MODELING OF THE OPERATING MODES OF THE EJECTOR-CAVITATOR TO DETERMINE ITS OPTIMAL DESIGN AND TECHNOLOGICAL PARAMETERS

The article presents the results of the development and scientific substantiation of the technology of cavitation activation of natural zeolites of the Sokyrnytske deposit (Transcarpathian region) and the Nyzhnohrabovetske deposit (Slovakia) to significantly increase their sorption capacity for heavy metal ions (Pb, Cd, Zn, Cu, etc.), radionuclides (¹³⁷Cs, ⁹⁰Sr) and nitrogen compounds (nitrates, ammonium). The use of hydrodynamic cavitation in a Venturi tube and a modified ejector-cavitator is proposed as an environmentally safe, energy-efficient and reagent-free method of modifying sorbents, which fully complies with the principles of green chemistry and the objectives of the Water Strategy of Ukraine until 2030. A comprehensive CFD modeling (Ansys Fluent 2023 R2) with a multiphase VOF+URANS approach, a Schnerr-Sauer cavitation model, and a discrete-phase model for estimating trajectories and collapse of cavitation cavities was performed. The independence of the solution from the computational grid was verified with more than 100 thousand elements. Single-phase and multiphase modelingswere compared.

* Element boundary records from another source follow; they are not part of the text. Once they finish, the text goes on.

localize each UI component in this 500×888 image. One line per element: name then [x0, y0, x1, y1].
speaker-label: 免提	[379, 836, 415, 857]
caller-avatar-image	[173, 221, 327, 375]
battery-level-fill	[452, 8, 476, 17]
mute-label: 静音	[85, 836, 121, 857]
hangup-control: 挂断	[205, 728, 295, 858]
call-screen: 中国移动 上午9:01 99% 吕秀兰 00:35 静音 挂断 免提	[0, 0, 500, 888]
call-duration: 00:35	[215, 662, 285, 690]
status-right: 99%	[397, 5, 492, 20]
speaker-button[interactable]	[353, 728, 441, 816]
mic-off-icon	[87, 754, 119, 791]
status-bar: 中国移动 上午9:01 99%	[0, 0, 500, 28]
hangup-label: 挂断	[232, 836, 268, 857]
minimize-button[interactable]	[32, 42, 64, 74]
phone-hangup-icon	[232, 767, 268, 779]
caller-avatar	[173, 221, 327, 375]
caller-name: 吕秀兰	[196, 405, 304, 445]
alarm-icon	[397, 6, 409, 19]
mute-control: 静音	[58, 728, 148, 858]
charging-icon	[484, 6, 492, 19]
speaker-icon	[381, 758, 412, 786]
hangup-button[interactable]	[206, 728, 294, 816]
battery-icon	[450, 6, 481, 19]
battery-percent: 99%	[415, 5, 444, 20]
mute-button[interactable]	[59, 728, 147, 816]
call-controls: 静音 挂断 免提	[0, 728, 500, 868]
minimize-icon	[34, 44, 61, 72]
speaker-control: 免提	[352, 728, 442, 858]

The multiphase approach provides physically realistic values of pressure (up to 215 atm) and temperature (~800 K) of cavity collapse, while the single-phase approach significantly overestimates these parameters, but is suitable for quick qualitative assessment and preliminary optimization of geometry and operating modes. The optimal inlet pressure of 7 bar was established, having which the maximum intensity of the cavitation effect is achieved with minimal energy costs. A hybrid optimization strategy was developed, which consists of the initial rapid screening of promising designs by single-phase modeling with subsequent detailed multi-phase analysis of the best options. Based on the results of modeling the operating modes of the ejector-cavitator, its optimal design and technological parameters were obtained. Using the obtained data, a laboratory recirculation unit (volume 20 l, pump 1,1 kW, pressure regulation up to 10 bar) and an ejector-cavitator design for manufacturing by 3D printing from cavitation-resistant Spectrum PP polypropylene will be created. The obtained results are a scientific and technical basis for making highly efficient sorption materials and water purification technologies with high potential for industrial scaling.